Identification. The Creoles of Nicaragua are an Afro-Caribbean population of mixed African, Amerindian, and European ancestry, most of whom live in Nicaragua. The Nicaraguan Creoles' distinctive culture is strongly influenced by its West African and British roots, as well as by prolonged interaction with North Americans, Nicaraguan mestizos, and the Miskito (a Nicaraguan Afro-Amerindian group). "Mosquito" is the name given to the region and the latter people by early European visitors to the area. The name "Miskito," currently used to designate this people and their language, is apparently a twentieth-century ethnographic innovation that more closely approximates the Miskito people's name for themselves, in accordance with the phonetics of their own language.

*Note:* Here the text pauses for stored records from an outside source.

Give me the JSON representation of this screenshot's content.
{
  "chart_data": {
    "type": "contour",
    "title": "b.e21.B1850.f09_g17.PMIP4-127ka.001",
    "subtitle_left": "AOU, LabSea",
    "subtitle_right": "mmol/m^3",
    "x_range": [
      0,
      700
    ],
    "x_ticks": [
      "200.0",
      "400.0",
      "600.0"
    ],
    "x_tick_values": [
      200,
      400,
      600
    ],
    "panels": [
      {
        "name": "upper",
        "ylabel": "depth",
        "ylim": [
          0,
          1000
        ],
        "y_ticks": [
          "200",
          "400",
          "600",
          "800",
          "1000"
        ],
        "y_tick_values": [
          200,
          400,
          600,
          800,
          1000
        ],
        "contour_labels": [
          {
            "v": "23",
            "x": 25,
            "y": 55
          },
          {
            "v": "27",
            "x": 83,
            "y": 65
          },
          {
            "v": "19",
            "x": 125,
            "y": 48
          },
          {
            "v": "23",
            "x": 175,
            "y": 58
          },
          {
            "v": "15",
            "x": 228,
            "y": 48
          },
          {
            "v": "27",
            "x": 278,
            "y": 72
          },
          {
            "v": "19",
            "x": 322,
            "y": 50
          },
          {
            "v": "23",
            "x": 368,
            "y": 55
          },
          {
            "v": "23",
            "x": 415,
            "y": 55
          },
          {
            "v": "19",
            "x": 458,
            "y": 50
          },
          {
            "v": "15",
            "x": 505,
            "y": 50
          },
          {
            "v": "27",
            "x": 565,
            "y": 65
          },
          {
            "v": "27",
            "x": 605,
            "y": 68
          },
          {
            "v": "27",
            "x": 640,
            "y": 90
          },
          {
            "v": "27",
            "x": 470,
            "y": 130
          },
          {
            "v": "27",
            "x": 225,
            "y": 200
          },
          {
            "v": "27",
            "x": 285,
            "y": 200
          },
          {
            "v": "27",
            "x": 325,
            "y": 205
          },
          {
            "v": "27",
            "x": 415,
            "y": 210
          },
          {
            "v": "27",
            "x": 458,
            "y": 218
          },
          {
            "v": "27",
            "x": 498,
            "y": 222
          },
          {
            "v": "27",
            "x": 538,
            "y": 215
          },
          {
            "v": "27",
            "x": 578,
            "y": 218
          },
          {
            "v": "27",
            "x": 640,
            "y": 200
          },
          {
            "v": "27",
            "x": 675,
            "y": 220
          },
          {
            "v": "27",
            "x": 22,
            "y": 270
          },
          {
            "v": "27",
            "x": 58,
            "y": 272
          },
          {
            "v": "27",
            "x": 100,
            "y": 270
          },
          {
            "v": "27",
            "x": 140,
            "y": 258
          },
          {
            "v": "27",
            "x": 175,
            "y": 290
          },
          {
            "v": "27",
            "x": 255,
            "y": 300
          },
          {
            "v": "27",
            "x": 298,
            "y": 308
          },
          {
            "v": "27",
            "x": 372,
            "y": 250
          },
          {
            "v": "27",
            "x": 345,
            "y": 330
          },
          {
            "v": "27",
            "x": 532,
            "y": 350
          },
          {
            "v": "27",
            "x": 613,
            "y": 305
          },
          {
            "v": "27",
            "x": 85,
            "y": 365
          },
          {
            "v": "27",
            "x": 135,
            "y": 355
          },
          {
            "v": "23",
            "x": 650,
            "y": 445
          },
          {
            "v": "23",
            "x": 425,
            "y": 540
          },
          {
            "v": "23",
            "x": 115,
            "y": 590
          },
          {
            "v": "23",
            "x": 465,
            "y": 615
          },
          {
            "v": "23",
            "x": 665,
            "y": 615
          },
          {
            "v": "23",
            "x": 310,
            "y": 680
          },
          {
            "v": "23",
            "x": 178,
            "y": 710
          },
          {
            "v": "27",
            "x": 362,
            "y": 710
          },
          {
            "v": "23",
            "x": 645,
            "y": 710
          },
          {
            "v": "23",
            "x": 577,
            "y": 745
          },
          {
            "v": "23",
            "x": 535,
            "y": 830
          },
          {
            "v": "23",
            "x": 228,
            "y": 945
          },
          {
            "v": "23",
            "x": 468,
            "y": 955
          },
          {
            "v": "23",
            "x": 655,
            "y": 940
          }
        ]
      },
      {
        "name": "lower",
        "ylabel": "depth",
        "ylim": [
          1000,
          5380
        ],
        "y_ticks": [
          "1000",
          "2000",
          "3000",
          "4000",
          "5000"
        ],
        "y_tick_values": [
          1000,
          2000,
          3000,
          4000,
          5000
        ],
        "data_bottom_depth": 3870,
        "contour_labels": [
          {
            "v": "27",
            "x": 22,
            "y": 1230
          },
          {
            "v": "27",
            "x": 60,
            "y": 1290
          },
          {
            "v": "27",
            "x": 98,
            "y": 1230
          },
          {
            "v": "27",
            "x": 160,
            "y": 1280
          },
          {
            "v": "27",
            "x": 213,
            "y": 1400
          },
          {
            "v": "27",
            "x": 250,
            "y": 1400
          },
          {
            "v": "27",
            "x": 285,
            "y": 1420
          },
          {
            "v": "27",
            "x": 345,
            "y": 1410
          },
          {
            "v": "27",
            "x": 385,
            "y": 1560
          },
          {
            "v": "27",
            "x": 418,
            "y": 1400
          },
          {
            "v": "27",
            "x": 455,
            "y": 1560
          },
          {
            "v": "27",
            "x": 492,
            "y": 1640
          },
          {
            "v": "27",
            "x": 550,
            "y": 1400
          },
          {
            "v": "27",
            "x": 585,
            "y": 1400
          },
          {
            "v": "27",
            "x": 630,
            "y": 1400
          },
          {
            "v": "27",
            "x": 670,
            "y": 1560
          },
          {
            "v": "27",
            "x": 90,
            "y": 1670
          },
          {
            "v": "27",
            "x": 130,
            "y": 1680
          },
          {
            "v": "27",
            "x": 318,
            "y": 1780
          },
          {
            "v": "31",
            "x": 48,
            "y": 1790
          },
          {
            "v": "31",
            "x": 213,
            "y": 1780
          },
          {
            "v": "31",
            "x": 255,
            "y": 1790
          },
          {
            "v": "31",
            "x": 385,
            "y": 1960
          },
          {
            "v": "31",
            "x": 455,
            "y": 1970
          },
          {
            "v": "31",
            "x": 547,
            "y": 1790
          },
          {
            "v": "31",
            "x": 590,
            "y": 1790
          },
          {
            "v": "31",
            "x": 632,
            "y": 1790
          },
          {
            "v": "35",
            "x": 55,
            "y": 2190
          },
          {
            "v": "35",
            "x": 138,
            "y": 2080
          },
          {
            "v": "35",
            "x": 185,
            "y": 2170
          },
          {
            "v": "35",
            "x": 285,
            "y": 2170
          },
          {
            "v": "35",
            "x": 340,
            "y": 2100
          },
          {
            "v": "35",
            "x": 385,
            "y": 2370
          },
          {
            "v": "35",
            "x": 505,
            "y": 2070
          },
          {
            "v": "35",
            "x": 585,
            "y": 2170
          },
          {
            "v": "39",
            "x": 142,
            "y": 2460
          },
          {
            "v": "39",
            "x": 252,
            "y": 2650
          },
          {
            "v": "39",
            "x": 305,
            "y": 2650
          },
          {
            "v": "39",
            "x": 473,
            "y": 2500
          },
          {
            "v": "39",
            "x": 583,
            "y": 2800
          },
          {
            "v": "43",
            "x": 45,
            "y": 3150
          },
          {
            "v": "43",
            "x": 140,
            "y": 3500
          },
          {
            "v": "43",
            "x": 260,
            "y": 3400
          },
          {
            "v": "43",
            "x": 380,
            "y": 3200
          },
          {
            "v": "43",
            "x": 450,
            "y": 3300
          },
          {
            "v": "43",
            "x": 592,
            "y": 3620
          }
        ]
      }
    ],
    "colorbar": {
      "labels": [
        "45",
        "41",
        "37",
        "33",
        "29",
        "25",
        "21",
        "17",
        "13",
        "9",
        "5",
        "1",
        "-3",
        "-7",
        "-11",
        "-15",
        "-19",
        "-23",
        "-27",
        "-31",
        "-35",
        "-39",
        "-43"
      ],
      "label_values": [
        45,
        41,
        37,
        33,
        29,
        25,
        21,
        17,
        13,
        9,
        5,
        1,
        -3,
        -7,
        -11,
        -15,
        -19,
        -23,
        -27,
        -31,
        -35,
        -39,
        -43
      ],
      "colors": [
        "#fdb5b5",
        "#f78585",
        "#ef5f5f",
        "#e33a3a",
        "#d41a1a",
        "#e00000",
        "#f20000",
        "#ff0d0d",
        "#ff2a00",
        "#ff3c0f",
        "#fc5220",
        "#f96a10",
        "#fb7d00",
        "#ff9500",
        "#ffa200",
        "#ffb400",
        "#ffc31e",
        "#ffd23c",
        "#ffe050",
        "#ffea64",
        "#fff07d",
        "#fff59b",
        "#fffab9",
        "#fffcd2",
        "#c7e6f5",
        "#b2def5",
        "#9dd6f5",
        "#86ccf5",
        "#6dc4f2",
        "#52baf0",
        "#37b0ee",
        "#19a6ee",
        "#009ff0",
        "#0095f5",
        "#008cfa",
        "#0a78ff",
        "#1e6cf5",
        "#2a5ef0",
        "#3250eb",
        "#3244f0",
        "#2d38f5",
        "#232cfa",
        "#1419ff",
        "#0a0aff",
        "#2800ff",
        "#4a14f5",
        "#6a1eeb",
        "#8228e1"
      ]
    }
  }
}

Location. The bulk of the Creole population is concentrated in the market/port town of Bluefields, located at 12°00′ N and 83°50′ W, and in a number of small communities scattered north and south of that town along Nicaragua's southern Caribbean coast, part of a region known as the Mosquito Coast (or Mosquitia). The terrain is low-lying tropical rain forest, with an average annual rainfall of 448 centimeters and a mean temperature of 26.4° C. This coastal plateau is crossed by large rivers and fringed by brackish lagoons, on the banks of which most Creole settlements are located. Smaller numbers of Creoles reside in the large towns of the northern Caribbean coast, and a substantial number live in Managua (Nicaragua's capital), in other Central American countries, and in the United States.
Demography. In the early 1990s the approximately 25,000 Creoles who resided in Nicaragua represented less than 1 percent of that country's total population. The national census does not enumerate Creoles separately; during the 1980s, however, estimates of the size of the Creole population were made by an array of government institutions and in the course of various ethnographic studies. These estimates vary substantially. The most reliable approximations place 10,000 Creoles in Bluefields, 11,400 elsewhere on the Caribbean coast, and perhaps 5,000 in other areas of Nicaragua.
Linguistic Affiliation. Most Creoles speak, as their first language, Miskito Coast Creole (MC Creole), an English-based creole closely related to other creoles spoken in the Anglophone Caribbean, particularly in Belize and Jamaica. By the 1990s, all but the oldest Creoles were fluent Spanish speakers as well. MC Creole is described by Holm (1982, 3) as characterized by a "... very African syntax organizing sentences out of words from a variety of sources: most . . . from English . . . but . . . [also] from Miskito, African languages, and .. . New World Spanish." There is evidence that MC Creole is being influenced at the syntactic and the lexical levels by Central American Spanish.